JOLLY Geneviève [née FORGET Geneviève, Marie, Émilie]

Par Florence Regourd, Annie Pennetier, Claude Pennetier

Née le 13 août 1900 à Nantes (Loire-Inférieure, Loire-Atlantique), morte le 16 mars 1988 à Luçon (Vendée) ; lingère ; militante communiste des Deux-Sèvres, de Haute-Vienne, de Loire-Inférieure et de Vendée.

Geneviève Jolly et Robert Jolly en 1928, à Limoges.
Geneviève Jolly et Robert Jolly en 1928, à Limoges.

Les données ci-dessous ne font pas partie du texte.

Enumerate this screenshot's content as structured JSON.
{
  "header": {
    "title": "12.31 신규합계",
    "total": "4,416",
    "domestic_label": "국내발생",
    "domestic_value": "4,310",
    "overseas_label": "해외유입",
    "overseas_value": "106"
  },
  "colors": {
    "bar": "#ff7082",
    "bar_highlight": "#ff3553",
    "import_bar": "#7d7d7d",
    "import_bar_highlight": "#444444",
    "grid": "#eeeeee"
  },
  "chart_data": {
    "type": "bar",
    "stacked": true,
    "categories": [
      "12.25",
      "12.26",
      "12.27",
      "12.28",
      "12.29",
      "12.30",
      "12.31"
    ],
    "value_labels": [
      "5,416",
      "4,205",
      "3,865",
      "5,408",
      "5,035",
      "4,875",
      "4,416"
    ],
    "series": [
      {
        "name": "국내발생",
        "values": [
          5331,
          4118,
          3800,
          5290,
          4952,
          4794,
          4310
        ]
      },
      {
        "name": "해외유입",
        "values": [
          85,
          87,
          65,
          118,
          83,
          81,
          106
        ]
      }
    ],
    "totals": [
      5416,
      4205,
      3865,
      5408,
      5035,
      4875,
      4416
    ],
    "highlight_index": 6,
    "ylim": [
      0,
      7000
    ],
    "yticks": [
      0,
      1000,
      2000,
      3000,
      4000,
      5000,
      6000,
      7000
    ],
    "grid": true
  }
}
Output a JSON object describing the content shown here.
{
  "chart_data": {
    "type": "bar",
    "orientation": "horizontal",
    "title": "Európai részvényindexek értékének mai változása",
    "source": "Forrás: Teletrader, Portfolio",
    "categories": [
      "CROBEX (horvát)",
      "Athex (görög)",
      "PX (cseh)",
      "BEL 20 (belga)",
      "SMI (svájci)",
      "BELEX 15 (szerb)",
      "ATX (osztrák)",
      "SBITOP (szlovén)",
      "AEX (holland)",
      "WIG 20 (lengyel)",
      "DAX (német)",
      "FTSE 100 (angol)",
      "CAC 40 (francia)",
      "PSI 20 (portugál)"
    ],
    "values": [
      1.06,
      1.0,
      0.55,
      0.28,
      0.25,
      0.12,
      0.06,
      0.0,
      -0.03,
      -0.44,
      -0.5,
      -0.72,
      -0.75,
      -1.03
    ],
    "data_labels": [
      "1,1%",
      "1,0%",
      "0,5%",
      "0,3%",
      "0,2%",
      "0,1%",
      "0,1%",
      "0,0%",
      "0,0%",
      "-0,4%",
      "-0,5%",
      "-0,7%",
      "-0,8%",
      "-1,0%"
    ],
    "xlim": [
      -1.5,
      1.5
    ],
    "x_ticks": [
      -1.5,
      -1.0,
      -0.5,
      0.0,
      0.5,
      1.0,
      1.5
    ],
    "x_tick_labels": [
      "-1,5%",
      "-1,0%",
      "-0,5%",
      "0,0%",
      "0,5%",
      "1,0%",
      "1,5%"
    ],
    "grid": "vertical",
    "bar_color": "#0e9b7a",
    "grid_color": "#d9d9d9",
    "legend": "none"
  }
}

Fille d’une ménagère, Émilie Bertru et d’un forgeron, Edouard Forget mort en mars 1917, originaires de Redon (Ille-et-Vilaine), Geneviève Forget cadette d’une fratrie de quatre enfants, perdit un de ses trois frères, René, à la guerre, en décembre 1917. La famille était de tradition républicaine, laïque et communisante. Son frère, André Forget* était « bon militant syndicaliste ». Travaillant dans une usine de métallurgie à Nantes, il était syndiqué CGTU, y exerça des responsabilités puis fut déporté politique à Auschwitz où il mourut en novembre 1942.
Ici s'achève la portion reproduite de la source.